Health officials will announce steps Thursday toward building a massive database of people’s genetic data, the ambitious centerpiece of President Obama’s precision medicine initiative.

The National Institutes of Health has selected Vanderbilt University and Verily, formerly known as Google Life Sciences, to lead the way in researching how best to attract a diverse pool of volunteers for the effort, which officials hope will include one million people within a few years.

Unlike traditional cures, which focus on treatments that work for the average person, precision medicine is a cutting-edge field in which doctors target treatments based on their patients’ specific genetic information. Researchers believe the field especially holds immense promise in combating cancer and other serious diseases such as diabetes.

“Research on this scale promises to lead to new prevention strategies, to improvements in how drugs are prescribed, all on a personalized basis,” said John Holdren, director of the White House Office of Science and Technology Policy.

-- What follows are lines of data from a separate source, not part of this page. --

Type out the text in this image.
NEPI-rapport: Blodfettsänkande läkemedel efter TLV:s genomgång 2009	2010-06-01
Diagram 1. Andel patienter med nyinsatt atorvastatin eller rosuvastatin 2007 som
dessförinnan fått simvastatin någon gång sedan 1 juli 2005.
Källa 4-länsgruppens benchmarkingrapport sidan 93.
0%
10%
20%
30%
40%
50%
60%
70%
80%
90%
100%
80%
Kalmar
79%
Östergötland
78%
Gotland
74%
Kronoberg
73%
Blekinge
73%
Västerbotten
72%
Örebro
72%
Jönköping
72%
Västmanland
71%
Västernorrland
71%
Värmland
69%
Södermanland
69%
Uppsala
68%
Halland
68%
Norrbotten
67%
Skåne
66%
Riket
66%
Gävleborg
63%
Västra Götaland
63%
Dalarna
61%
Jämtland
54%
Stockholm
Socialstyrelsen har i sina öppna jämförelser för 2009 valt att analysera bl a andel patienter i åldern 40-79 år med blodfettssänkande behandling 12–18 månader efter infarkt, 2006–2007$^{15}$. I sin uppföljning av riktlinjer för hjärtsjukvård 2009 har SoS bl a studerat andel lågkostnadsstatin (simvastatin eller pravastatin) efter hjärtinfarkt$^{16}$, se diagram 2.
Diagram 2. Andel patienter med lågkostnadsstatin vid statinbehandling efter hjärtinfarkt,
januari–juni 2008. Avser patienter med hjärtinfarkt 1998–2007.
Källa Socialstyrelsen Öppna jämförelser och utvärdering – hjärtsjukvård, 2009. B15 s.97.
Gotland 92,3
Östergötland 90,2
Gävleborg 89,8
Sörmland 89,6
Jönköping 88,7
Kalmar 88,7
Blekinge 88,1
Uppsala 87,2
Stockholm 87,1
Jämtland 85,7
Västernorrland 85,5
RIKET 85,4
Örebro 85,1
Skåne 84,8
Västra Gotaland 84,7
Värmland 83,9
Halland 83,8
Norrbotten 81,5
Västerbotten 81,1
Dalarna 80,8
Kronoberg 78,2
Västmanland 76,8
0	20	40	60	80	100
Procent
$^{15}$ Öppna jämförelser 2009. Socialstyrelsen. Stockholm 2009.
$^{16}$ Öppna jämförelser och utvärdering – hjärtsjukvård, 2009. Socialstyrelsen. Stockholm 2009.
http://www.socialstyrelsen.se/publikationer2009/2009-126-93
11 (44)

At a White House summit Thursday morning, officials will emphasize including minority and poor people in the database, communities that are traditionally underrepresented in scientific research, and protecting the personal security of everyone who participates, while still making the data accessible for medical researchers.

“The cohort will represent the rich diversity of America,” NIH Director Francis Collins told reporters Wednesday. “Data sharing will be swift, participants will have access to study information and data about themselves, privacy and security principles will adhere to the highest standards.”

Toward that end, the White House is releasing a draft policy for protecting the security of participants, and the Office of the National Coordinator for Health IT is aiming to develop cybersecurity guidelines specific to precision medicine by December.

NIH also said it’s working with the Health Resources and Services Administration to attract volunteers from among the low-income patients served by community health centers.

The next steps come about a year after Obama announced his precision medicine initiative, which seeks to provide researchers with valuable genomic information as they work on new treatments specifically tailored to a person’s genetic makeup.

Officials said such an ambitious project, collecting genetic and other data from one million volunteers, probably will take three to four years to complete. There are many questions to be answered about how to organize and protect all that information, they acknowledged.

Collins said volunteers can enroll two ways, either through a new website to be set up or by belonging to a healthcare provider that is already partnering with the database. The goal, he said, is to have 50,000 volunteers by the end of this year.

“We want to enable any person in the U.S. to be able to raise their hands and participate,” Collins said.